Francesca se rend au pôle Nord en compagnie de Greenpeace et tient un blog sur ce voyage. Voici l’épisode 6.

Ai-je déjà dit que la nourriture était fantastique sur l’Arctic Sunrise ? C’est grâce à Daniel, le quelque peu timide cuisinier mexicain, et sa sous-chef Karen, une Australienne dynamique qui habite en Suède et avec laquelle je partage ma chambre. Daniel et Karen marient pour nous les meilleures saveurs de la cuisine du monde. Des pâtes fraîches maison aux rouleaux de printemps thaïlandais en passant par les tajines marocains.

Je voudrais aussi démonter un cliché largement répandu : un collaborateur de Greenpeace n’est pas d’office végétarien. Il y en a plusieurs, notre collègue néerlandaise Judith est même végétalienne, mais la viande et le poisson ne sont pas bannis. Il est trop facile de faire passer les activistes pour des babas cools sur le retour. Ce serait faire preuve de peu de sens critique et de discernement.
Tous les collaborateurs Greenpeace à bord sont des personnes avec les pieds bien ancrés sur terre. Ils ne prônent pas une société utopique qui n’a jamais existé et qui n’existera jamais. Ils savent en revanche ce qui fait tourner le monde et ce qui ne tourne justement pas rond.

Il me semble dès lors tout à fait équitable de recourir à des moyens modernes afin de donner à nos actions la visibilité et le retentissement recherchés. Des zodiacs, des bateaux, des hélicoptères, mais aussi surtout du capital humain tel que des experts pouvant intervenir dans tous les domaines.
Greenpeace ne fonce pas tête baissée lorsqu’elle entreprend des actions à l’encontre d’une
entreprise donnée. Ses membres se doivent d’être prudents et sélectifs. Avant tout pour ne pas nuire à leur propre réputation. Mais également parce que Greenpeace dépend des contributions volontaires d’individus (elle n’accepte pas les fonds publics ni de sociétés), impliquant que ses budgets ne sont pas extensibles.

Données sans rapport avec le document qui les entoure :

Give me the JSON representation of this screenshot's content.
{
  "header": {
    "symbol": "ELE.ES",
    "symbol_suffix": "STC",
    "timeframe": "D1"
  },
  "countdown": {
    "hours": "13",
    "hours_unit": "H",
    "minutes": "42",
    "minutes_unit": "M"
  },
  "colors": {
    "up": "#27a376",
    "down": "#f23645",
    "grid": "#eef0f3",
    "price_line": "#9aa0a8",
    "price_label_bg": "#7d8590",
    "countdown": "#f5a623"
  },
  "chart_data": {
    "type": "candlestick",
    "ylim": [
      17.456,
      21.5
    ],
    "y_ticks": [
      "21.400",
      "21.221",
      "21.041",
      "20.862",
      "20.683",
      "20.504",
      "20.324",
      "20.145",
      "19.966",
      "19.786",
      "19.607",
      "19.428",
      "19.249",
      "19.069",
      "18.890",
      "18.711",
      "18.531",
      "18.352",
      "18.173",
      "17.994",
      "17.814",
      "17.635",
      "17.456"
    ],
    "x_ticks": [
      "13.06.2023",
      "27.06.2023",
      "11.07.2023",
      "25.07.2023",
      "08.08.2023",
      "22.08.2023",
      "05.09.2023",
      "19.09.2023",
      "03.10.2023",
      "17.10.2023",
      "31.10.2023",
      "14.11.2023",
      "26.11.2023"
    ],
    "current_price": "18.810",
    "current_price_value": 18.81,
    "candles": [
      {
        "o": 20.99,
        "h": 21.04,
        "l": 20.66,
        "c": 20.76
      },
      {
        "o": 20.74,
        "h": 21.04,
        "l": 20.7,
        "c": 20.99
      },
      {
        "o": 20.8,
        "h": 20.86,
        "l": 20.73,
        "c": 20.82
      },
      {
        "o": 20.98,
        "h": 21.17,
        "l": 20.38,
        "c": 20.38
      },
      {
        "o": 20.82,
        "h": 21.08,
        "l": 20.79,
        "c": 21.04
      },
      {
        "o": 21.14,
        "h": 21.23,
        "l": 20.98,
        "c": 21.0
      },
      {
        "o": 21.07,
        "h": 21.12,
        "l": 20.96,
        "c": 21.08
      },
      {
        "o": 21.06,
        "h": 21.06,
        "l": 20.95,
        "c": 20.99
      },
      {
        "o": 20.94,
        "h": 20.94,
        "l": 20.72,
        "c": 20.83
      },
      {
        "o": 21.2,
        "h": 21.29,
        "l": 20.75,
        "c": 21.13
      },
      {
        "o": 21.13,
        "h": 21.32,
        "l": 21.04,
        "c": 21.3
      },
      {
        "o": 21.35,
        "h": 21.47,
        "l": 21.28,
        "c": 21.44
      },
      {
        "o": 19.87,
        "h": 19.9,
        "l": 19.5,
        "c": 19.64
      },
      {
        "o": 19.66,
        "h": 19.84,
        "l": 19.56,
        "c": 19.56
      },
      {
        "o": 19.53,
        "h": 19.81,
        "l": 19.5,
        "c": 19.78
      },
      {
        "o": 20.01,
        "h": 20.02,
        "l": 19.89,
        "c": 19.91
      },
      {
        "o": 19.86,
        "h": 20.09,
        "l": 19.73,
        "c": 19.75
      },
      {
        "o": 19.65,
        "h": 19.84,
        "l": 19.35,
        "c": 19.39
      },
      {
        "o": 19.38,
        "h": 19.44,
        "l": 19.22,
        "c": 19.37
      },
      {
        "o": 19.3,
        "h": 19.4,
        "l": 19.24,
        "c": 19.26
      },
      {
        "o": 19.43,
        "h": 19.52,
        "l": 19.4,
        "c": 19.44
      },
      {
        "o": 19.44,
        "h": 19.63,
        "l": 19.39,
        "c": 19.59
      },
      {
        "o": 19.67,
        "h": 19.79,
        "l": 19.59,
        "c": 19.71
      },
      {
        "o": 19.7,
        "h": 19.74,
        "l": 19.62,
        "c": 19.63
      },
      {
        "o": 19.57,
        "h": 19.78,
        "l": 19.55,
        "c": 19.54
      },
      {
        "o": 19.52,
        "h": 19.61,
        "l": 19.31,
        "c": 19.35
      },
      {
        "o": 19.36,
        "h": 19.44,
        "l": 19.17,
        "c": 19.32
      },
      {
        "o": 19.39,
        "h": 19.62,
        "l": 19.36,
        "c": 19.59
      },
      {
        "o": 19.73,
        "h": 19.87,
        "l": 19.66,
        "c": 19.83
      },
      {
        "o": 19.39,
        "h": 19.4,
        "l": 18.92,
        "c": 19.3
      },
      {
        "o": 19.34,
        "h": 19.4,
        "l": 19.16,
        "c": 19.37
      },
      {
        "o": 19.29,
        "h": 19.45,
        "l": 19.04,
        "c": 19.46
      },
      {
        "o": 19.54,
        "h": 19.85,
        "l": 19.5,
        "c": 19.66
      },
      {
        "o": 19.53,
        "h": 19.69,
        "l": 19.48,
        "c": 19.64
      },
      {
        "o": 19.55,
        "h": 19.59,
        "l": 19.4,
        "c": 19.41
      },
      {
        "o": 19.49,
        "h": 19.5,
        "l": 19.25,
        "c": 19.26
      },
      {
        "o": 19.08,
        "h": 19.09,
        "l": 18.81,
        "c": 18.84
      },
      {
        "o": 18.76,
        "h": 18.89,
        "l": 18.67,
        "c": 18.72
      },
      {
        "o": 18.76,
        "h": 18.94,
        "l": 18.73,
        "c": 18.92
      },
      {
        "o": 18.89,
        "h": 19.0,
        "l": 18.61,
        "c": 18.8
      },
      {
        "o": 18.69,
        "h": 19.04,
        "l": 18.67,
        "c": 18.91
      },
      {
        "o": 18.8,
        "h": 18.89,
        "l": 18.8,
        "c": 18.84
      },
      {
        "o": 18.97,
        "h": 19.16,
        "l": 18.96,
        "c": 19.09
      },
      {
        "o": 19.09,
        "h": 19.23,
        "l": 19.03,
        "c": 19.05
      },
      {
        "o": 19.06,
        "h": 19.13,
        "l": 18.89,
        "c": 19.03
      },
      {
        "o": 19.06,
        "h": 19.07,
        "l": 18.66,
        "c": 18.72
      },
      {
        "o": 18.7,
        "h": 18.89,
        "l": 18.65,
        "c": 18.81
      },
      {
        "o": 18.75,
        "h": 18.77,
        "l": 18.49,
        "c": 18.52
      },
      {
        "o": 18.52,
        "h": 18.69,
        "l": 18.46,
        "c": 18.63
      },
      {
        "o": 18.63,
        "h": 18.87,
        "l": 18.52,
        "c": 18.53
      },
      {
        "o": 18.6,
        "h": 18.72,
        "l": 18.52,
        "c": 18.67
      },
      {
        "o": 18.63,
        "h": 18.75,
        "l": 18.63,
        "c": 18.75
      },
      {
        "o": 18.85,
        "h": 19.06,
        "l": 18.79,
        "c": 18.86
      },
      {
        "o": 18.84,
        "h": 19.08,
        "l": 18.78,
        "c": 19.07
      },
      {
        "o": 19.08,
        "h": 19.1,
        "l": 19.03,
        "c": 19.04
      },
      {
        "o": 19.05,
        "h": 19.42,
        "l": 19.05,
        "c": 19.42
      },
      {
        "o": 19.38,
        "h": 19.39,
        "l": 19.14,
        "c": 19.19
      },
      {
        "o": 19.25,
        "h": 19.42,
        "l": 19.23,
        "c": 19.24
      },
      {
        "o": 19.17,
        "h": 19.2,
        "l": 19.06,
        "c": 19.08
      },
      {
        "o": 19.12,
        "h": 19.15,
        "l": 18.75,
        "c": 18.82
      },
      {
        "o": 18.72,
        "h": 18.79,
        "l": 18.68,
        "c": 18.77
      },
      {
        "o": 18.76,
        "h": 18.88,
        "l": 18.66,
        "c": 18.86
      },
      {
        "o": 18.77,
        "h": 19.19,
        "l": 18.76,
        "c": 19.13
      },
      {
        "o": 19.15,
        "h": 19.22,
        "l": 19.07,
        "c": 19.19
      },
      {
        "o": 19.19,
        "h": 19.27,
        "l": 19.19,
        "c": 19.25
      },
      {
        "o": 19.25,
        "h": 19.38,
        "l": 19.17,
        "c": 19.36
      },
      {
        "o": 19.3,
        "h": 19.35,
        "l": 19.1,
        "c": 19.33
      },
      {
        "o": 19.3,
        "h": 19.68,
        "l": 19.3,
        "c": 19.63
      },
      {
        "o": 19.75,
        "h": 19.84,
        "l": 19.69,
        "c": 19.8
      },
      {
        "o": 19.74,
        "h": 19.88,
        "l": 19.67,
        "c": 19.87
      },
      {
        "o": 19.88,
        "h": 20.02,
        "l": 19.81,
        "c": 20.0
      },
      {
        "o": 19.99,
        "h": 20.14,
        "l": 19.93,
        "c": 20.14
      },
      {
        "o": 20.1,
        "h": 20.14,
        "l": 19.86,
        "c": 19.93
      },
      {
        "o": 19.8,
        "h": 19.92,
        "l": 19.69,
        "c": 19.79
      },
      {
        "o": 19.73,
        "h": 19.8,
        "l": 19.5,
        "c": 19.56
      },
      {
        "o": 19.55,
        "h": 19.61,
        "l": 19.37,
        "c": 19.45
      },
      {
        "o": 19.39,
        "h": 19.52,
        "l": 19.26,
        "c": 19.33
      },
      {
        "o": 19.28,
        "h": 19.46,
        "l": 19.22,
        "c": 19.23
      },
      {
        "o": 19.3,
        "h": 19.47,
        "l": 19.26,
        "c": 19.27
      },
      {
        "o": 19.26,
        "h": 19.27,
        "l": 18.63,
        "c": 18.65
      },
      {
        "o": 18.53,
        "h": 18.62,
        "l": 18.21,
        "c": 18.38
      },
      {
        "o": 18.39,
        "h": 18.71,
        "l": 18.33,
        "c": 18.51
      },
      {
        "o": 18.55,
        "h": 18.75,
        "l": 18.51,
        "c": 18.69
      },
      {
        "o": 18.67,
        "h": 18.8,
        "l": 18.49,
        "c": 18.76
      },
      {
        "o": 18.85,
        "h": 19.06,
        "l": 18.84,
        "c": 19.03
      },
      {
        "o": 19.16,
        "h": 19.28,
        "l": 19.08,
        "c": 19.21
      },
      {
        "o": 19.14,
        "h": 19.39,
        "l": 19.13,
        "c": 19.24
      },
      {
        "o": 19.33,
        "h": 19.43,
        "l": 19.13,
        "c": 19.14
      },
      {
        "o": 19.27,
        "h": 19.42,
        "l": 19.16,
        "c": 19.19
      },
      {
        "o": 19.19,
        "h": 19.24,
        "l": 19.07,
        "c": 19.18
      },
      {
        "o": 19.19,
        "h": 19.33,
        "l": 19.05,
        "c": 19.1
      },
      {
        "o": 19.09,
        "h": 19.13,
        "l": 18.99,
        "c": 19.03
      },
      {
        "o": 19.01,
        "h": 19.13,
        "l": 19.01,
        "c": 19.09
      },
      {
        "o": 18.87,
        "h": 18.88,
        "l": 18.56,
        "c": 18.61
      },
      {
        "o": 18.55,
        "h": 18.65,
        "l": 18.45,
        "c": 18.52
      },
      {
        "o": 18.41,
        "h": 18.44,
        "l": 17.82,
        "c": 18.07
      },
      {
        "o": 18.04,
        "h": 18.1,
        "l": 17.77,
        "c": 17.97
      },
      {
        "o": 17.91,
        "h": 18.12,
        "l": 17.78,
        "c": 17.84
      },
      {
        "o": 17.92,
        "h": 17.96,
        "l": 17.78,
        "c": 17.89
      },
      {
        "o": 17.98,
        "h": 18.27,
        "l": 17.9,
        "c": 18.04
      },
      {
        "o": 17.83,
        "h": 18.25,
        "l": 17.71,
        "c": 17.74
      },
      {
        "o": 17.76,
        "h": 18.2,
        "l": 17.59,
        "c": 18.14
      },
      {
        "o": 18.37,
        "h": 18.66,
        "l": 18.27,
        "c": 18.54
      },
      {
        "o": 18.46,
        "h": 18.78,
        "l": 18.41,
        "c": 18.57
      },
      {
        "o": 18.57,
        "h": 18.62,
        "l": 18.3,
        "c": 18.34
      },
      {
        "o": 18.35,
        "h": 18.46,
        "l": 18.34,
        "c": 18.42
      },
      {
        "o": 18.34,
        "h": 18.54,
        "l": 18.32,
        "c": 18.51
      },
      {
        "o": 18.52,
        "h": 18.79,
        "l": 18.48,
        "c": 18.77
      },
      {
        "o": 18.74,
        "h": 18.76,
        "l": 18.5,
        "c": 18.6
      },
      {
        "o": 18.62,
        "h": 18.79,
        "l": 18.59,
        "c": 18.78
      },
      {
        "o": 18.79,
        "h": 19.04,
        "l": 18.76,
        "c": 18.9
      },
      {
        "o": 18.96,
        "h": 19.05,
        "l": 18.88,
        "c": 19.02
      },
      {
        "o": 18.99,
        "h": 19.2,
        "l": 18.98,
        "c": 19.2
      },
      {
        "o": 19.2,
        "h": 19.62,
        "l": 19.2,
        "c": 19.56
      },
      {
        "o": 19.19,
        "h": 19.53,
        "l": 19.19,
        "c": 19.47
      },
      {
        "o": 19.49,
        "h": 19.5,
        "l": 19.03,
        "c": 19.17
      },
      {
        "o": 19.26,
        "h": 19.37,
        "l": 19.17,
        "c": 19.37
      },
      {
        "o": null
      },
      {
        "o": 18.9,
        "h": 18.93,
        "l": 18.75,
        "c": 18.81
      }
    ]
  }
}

L’action faisant l’objet de cette mission concerne les projets de forage en région arctique de
grandes compagnies pétrolières telles que Shell et Gazprom, projets qui, à l’instar de tout forage en haute mer, s’accompagnent de nombreux risques. N’oublions pas la catastrophe BP dans le Golfe du Mexique. Forer dans une zone plongée plusieurs mois dans l’obscurité, où les températures descendent jusque -50 °C et où le risque de collision avec un iceberg n’est pas négligeable, c’est vraiment provoquer le destin. Sans compter que la glace omniprésente empêche l’utilisation des méthodes de nettoyage classiques.

Après toute une nuit de navigation, nous atteignons les glaces polaires. Le Danois Arne Sorensen manœuvre l’Arctic Sunrise à travers la banquise. Cette tâche requiert une grande expérience, qu’Arne a accumulée au cours de sa longue carrière en Antarctique, en Alaska et ici, dans la région arctique. Il connaît la glace, il la sent comme nul autre. Et ça se voit. Il travaille pour Greenpeace depuis 1988, après avoir piloté des cargos danois.

Il lui est déjà arrivé autrefois de rester bloqué pendant tout un mois dans la glace. Le bateau ne pouvait plus bouger, tout comme l’explorateur polaire De Gerlache avec le Belgica en Antarctique à la fin du 19e siècle. Celui-ci avait alors déjà dû attendre l’été pour pouvoir repartir. Arne ne garde pourtant que de bons souvenirs de ce mois de captivité polaire. Il y avait suffisamment de nourriture à bord, et pour se dégourdir les jambes l’équipage jouait au football sur la glace.

Partout où se porte notre regard, nous ne voyons rien d’autre que des blocs de glace. Il serait même possible, d’ici, de rejoindre le pôle Nord en sautant d’un glaçon à un autre… Une promenade de 1200 km, mieux vaut en rester au stade de l’imagination. Celui qui peut à juste titre se proclamer roi de ce désert de glace vient d’ailleurs nous rappeler la raison de notre présence ici. Une maman ours et son petit flânent sur la banquise en quête de nourriture. Admirer cette bête magnifique dans son habitat naturel nous impose à tous le silence. Et l’humilité.